Non solo in 13mila supermercati italiani. Tra le 8.200 tonnellate raccolte dai volontari Banco alimentare nella giornata della Colletta c'erano anche le "scatolette" donate da tanti detenuti. Come è accaduto a Opera, alle porte di Milano. Essere rinchiusi al piano di un reparto dove si è ristretti e con solo due ore d’aria al giorno non è certo cosa facile. Al carcere di Opera, probabilmente, sentirsi chiedere da un volontario «Giornata della Colletta alimentare, vuoi donare qualcosa?» è qualcosa che sfida anche il lamento più giustificabile, se non giusto. Invece, trovi gente che dona e che ti scrive su un foglietto: «La sezione B del 1° piano vi ringrazia per averci dato la possibilità di essere stati utili. Buon Natale».

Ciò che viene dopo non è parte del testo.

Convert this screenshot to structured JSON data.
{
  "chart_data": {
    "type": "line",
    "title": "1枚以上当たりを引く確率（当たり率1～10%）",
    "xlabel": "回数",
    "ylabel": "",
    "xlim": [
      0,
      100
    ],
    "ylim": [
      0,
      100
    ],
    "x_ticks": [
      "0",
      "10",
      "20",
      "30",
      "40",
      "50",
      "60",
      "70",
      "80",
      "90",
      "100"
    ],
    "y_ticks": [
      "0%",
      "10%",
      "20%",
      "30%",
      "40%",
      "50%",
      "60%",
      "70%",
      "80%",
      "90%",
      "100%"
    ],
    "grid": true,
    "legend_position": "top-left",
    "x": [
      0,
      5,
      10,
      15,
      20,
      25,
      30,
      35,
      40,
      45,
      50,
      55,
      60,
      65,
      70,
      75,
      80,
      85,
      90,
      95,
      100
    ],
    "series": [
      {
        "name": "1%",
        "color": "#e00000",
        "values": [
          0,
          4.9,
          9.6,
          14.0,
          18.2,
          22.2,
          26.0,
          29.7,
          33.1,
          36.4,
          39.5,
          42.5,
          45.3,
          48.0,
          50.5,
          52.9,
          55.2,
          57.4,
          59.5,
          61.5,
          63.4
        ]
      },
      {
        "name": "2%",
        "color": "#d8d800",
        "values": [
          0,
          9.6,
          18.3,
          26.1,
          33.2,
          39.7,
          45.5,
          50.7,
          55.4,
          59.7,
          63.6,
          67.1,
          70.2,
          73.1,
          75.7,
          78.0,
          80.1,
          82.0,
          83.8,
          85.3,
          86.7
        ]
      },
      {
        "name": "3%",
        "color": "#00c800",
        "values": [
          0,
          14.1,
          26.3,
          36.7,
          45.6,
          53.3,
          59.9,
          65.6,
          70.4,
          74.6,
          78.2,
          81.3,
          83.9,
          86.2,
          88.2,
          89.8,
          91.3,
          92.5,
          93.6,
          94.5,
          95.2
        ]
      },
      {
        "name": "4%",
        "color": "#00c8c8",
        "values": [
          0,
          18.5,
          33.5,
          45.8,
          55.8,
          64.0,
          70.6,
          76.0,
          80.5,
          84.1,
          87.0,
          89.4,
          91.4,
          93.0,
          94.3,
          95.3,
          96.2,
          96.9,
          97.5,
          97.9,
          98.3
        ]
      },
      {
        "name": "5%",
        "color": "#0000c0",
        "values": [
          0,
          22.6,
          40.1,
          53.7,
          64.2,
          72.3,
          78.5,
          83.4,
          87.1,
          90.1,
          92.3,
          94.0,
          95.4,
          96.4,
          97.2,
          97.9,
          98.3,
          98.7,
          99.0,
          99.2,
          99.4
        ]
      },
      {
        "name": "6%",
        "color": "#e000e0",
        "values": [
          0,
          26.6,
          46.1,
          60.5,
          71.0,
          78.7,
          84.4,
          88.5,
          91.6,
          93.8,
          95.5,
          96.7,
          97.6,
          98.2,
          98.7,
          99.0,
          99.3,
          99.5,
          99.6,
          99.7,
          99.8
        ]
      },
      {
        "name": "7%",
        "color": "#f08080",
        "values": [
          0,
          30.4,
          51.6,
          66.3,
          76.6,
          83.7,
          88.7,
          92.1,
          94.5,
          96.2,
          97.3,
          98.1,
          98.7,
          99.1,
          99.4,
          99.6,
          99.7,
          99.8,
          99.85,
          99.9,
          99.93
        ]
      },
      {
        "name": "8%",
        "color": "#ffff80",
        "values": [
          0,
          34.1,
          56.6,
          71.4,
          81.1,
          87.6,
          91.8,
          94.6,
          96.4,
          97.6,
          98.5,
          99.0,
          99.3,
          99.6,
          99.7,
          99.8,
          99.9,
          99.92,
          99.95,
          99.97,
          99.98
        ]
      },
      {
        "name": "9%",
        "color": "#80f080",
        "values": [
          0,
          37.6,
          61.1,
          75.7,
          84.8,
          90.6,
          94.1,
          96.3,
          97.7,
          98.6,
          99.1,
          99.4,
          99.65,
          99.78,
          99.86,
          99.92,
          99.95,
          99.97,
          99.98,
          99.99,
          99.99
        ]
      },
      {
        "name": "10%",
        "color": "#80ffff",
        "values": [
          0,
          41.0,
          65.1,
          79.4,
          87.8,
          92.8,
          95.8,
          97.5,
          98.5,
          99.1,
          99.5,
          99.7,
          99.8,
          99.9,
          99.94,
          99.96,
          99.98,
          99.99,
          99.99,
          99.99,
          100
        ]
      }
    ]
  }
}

Io ho fatto la Colletta in un'altra sezione, dove i detenuti vivono in "bracci" aperti e dove durante il giorno possono uscire dalle celle. A noi volontari di "Incontro e presenza" (un gruppo di persone che da anni visita le carceri milanesi) è stato concesso di girare tra i corridoi, insieme agli assistenti, per raccogliere gli alimenti.
Ci sono persone che incontriamo abitualmente e, nel tempo, alcune di loro sono diventate perfino amiche. A Opera sono una ventina su 1.400 detenuti. Questo per dire che per noi andare tra le celle a fare la Colletta è per lo più incontrare degli estranei, spesso in una condizione di oggettiva sofferenza.

Quel giorno mi è successo di essere il primo ad entrare in uno di questi "bracci" per invitare i detenuti a donare qualcosa. All'inizio vedevo solo gli sguardi un po' diffidenti o indifferenti spuntare dalle celle semi aperte. Ma poi, non appena uno se ne usciva con le sue scatolette, allora, come una valanga, come un fiume in piena, nelle nostre ceste cadevano i doni di tutti.
È così che funziona. Per tutti. O almeno, questo io ho visto quel sabato mattina: il cuore ha un desiderio di bene e di carità così grande che è irresistibile. E uno non vede l'ora di poter cedere a questo desiderio. Puoi essere povero, rinchiuso in carcere, prigioniero anche della maschera che ti sei costruito per proteggerti, ma non aspetti altro che di poter cedere con commozione. Cedi al fatto che puoi essere felice, che c'è una risposta di felicità al bisogno del tuo cuore. E che questa risposta è misteriosamente legata al sacrificio. 
Ogni anno vado a questa Colletta così particolare con un po' di timore. Mi spaventano le situazioni di povertà estrema e di sofferenza che lì capita di incontrare. Tuttavia, ogni volta è un rinnovato spettacolo di umanità bella che ritrova il proprio volto.